5. Penyebab dilakukan sectio caesarea pada ibu hamil setelah dilakukan induksi di RSU Muhammadiyah Sumatera Utara tahun 2013.

Pada tabel 5.6 diperoleh mayoritas penyebab terjadinya seksio sesarea (terjadinya gagal induksi) pada kondisi serviks belum matang yaitu dikarenakan uteri yang tidak respon yakni sebanyak 4 orang (66,7%), dan pada kondisi serviks yang sudah matang yakni fetal disstres sebanyak 4 orang (57,1%). Maksudnya tidak respon disini yaitu uterus tidak mencapai kontraksi sesuai dengan yang diharapkan/adekuat (3 kali dalam 10 menit) sampai batas maksimal preparat metode induksi yang digunakan. Hal ini tidak mendukung teori yang mana dengan kondisi

   

serviks yang sudah matang, sangat jarang sekali induksi dapat gagal. Dan penelitian yang didapatkan dari Muarif, YS tahun 2002, hanya mendukung terjadinya DJJ yang abnormal (fetal disstres) akibat proses induksi yakni berkisar 8,6%-38,3%, takisistol, hipertonus dan hiperstimulasi yang berkisar 0-12%. Sedangkan untuk kejadian tidak adanya respon uteri, peneliti belum menemukan satu penelitianpun yang mendukung hasil tersebut, sangat jarang sekali pada kondisi serviks yang sudah matang pemberian regimen oksitosin dengan dosis tinggipun tidak dapat mencapai ke proses pelahiran pervaginam.

6. Out come pada ibu setelah dilakukan induksi persalinan di RSU Muhammadiyah Sumatera Utara tahun 2013.

Pada tabel 5.7 tampak mayoritas out come pada ibu, baik pada kondisi serviks yang belum matang maupun sudah matang yakni dalam kondisi yang sehat yaitu sebanyak 13 orang (81,25%) dan 43 orang (84,31%).
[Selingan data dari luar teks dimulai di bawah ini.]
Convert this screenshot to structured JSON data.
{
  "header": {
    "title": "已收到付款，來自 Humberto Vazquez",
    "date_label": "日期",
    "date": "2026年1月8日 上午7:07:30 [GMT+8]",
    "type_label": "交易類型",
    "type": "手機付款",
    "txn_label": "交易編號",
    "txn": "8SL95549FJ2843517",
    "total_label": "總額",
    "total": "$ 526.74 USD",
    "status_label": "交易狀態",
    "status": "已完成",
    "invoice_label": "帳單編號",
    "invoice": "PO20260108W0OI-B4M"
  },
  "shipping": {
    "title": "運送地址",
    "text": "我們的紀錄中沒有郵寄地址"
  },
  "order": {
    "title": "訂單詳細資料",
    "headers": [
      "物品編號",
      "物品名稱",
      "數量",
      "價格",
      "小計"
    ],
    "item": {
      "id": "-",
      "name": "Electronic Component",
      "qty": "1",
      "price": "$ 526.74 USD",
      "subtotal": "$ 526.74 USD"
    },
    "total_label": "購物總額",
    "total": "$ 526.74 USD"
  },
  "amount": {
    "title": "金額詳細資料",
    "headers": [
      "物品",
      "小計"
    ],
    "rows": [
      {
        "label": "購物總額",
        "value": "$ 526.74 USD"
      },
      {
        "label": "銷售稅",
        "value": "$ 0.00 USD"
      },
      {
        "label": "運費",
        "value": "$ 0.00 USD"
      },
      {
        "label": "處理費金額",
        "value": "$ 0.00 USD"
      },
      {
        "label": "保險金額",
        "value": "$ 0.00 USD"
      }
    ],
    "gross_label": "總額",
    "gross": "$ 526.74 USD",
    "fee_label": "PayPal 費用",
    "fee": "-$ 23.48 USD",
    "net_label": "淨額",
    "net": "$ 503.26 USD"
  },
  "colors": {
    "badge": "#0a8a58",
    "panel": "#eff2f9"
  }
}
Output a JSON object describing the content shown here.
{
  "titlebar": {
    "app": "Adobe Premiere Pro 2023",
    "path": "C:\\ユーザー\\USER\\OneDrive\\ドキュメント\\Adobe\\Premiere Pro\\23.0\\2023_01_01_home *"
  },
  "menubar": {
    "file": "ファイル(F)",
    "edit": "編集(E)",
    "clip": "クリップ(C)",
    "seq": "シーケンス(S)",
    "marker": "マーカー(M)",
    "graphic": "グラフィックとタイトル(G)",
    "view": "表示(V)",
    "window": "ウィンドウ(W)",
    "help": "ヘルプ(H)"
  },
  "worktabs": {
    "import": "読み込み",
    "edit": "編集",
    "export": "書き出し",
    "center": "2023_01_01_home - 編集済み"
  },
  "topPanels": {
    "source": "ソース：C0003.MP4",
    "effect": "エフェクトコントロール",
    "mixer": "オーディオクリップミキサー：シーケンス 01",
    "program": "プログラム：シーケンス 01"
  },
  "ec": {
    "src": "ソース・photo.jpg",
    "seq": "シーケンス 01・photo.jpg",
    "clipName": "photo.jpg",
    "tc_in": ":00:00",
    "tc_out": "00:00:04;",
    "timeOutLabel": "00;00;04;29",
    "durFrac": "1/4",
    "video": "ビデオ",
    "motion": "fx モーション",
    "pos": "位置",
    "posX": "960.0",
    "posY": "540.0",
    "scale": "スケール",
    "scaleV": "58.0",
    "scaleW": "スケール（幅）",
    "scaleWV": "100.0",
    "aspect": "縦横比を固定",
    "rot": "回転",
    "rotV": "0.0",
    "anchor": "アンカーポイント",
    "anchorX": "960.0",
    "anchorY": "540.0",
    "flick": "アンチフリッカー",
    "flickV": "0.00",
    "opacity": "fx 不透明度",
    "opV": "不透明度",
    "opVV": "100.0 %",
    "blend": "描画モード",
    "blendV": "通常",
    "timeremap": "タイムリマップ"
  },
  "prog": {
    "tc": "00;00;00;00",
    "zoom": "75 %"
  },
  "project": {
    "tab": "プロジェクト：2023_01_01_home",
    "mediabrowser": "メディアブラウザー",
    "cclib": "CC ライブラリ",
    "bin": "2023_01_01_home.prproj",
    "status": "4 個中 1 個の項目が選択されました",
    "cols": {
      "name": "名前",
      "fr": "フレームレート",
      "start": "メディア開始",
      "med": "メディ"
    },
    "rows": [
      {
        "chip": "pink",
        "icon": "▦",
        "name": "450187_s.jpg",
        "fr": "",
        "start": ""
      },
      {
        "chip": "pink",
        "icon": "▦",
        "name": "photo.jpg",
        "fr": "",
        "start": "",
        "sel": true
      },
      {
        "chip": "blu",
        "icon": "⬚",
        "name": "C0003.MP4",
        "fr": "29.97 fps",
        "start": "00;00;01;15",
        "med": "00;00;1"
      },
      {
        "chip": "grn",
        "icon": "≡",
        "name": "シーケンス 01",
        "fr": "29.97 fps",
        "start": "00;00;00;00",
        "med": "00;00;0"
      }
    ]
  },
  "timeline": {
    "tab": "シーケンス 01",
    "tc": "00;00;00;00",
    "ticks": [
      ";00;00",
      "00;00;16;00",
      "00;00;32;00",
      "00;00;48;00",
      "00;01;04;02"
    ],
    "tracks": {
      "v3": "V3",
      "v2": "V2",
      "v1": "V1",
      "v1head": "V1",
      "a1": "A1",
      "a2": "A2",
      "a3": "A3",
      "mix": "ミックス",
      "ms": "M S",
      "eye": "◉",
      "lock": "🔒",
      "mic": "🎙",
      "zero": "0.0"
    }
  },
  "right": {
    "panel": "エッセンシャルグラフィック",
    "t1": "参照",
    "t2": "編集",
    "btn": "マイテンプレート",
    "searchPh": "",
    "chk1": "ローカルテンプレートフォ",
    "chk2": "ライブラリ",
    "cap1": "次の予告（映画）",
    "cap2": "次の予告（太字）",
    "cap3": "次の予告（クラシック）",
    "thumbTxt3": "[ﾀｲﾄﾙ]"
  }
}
Dengan mengindahkan persyaratan dan mempertimbangkan metode induksi yang tepat dan dapat digunakan maka untuk outcome pada ibu tidak akan menimbulkan masalah yang serius terutama ke kematian. Di dalam penelitian Katz et al, mendapatkan bahwa kejadian akibat pemberian induksi yang pernah dilaporkan yakni retensio plasenta dan perdarahan post partum, kejadian rupture uteri sekitar 4-5 kejadian yang terjadi pada kasus kecacatan rahim.

   

7. Persentase out come pada bayi baru lahir setelah dilakukan induksi persalinan di RSU Muhammadiyah Sumatera Utara tahun 2013.

Pada tabel 5.8 tampak mayoritas out come pada bayi baru lahir, baik pada ibu dengan kondisi serviks yang belum matang maupun sudah matang yakni dalam kondisi yang sehat yaitu sebanyak 8 orang (50%) dan 40 orang (78,43%). Kematian pada bayi yang tampak pada hasil, itu disebabkan karena indikasi induksi yaitu dikarenakan intra uterin fetal death (IUFD). Hal ini sesuai dengan hasil di dalam penelitian Katz et al yang mendapatkan bahwa kejadian asfiksia pada bayi yang dilahirkan hanya berkisar 0%-13,2%, dan mayoritas dalam kondisi yang sehat.